I am heartened that so many, who are otherwise in disagreement regarding what Aquinas & Scotus said or really meant to say, seem to resonate in favor of participatory accounts, proper notions of freedom & theosis, etc and over against an artificial extrinsicism (grace vs “pure” nature), voluntarism & neutral secularism (nihilism), etc.
I would like to add the voice of Benedict XVI with his take on Scotus:
Lastly, Duns Scotus has developed a point to which modernity is very sensitive. It is the topic of freedom and its relationship with the will and with the intellect. Our author underlines freedom as a fundamental quality of the will, introducing an approach that lays greater emphasis on the will. Unfortunately, in later authors, this line of thinking turned into a voluntarism, in contrast to the so-called “Augustinian and Thomist intellectualism”. For St Thomas Aquinas, who follows St Augustine, freedom cannot be considered an innate quality of the will, but, the fruit of the collaboration of the will and the mind. Indeed, an idea of innate and absolute freedom – as it evolved, precisely, after Duns Scotus – placed in the will that precedes the intellect, both in God and in man, risks leading to the idea of a God who would not even be bound to truth and good. The wish to save God’s absolute transcendence and diversity with such a radical and impenetrable accentuation of his will does not take into account that the God who revealed himself in Christ is the God “Logos”, who acted and acts full of love for us. Of course, as Duns Scotus affirms, love transcends knowledge and is capable of perceiving ever better than thought, but it is always the love of the God who is “Logos” (cf. Benedict XVI, Address at the University of Regensburg, 12 September 2006). In the human being too, the idea of absolute freedom, placed in the will, forgetting the connection with the truth, does not know that freedom itself must be liberated from the limits imposed on it by sin. All the same, the Scotist vision does not fall into these extremes: for Duns Scotus a free act is the result of the concourse of intellect and will, and if he speaks of a “primacy” of the will, he argues this precisely because the will always follows the intellect.

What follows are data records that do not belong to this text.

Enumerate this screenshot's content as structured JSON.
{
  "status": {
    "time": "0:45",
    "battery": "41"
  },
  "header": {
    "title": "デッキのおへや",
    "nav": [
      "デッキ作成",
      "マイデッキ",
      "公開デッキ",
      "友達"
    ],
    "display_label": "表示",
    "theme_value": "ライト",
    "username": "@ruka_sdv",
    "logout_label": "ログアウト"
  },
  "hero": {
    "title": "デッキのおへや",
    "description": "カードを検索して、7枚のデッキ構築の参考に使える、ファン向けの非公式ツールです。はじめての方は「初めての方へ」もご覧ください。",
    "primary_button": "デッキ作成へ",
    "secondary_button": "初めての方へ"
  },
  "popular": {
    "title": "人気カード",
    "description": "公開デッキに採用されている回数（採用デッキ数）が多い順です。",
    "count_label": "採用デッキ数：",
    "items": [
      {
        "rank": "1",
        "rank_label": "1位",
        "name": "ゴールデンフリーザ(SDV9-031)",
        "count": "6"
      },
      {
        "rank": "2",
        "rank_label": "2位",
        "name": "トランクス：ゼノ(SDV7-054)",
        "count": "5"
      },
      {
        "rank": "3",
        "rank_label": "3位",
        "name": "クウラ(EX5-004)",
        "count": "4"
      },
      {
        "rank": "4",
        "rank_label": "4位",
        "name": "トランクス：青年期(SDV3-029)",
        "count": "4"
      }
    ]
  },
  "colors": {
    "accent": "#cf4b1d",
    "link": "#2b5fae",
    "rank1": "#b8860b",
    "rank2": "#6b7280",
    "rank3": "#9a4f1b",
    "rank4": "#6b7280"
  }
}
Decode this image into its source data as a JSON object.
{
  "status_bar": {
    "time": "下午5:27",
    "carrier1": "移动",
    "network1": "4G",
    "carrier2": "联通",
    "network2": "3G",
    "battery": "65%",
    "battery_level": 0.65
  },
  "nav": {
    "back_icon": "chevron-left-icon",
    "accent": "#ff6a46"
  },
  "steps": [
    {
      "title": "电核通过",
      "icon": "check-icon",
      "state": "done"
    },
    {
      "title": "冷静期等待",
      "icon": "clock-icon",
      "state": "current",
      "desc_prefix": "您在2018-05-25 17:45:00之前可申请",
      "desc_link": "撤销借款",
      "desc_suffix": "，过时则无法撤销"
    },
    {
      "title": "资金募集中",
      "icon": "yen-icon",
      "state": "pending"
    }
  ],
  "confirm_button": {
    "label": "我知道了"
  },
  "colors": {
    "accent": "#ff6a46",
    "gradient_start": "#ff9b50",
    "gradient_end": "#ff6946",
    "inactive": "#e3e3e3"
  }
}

Whether or not Scotus was the ontological villain & epistemological culprit as some insist, I can’t say. Respectable voices differ. It does seem that suitably appropriated in Peircean terms, neither a univocity of being nor a formal distinction would threaten an ontology of participation. And, Scotus’ primacy of the will need no more devolve, necessarily, into voluntarism than Peirce’s aesthetic primacy ushers in hedonism, if suitably (re-?)framed. Happily, though, I can give my assent to many of the tendencies that some of his biggest detractors affirm!